I don't know what your size requirements are, but for a prototype, have you considered using multiple boards?
For instance, you could use three Arduino Mega 2560 boards together.
One could be the "master" - it would have on board the interpreter and other code for your "pseudocode" system; it would use SPI to read the "pseudocode" (and to write variables, arrays, etc) - from either SPI flash RAM chips, or from SD cards - or both.
The other two boards would be used for your display; give over one half of the display to each board. Add an SRAM upgrade to each board as well - for instance:
...there are other similar options as well, along with some other nifty tricks of this nature (google "arduino mega ram expansion" for more).
Control those as "slaves" via SPI as well (ie - hang the SPI flash RAM/SD Card/Display Mega 1 & 2 off the same bus, with different addresses of course).
Those two "Display Mega's" then become a form of a "video card" to control your display.

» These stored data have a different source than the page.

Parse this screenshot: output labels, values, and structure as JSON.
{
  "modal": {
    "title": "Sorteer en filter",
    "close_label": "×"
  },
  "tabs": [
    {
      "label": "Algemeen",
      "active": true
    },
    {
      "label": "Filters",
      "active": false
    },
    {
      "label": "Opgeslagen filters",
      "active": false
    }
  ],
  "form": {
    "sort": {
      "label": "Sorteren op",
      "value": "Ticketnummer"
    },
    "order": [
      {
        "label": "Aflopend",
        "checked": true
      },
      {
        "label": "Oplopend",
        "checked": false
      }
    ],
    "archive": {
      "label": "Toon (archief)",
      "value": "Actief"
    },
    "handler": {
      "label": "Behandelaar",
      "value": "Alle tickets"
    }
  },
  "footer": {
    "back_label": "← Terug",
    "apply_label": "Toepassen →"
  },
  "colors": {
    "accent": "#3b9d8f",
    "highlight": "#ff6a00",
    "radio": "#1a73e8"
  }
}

You would code them with a system that can take simpler commands via SPI (ie - clear screen, copy memory, draw a pixel, set a color, etc) and translate them into using the lower level (and faster) display routines for the final output. Since each board would control a portion of the display, they could operate in parallel and potentially gain performance in that manner (and there is nothing to say you couldn't further sub-divide the display, or add additional boards to do other processing, etc).
In short - instead of thinking of the system as absolutely needing a singular monolithic processor that can do it all (which doesn't exist - until you get to a system-on-a-chip or SOC - which, inside, is also doing nothing more than combining a bunch of smaller parallel systems into a single chip) - think of it as a collection of processors communicating and coordinating to achieve the final result.
This is in fact how you design such a system as you are describing. Control and software development, of course, becomes more complex. Plus, the hardware, in prototype form, will also be a mess (most likely). The final design, though, could be shrunk down into something much more reasonable in size, if desired.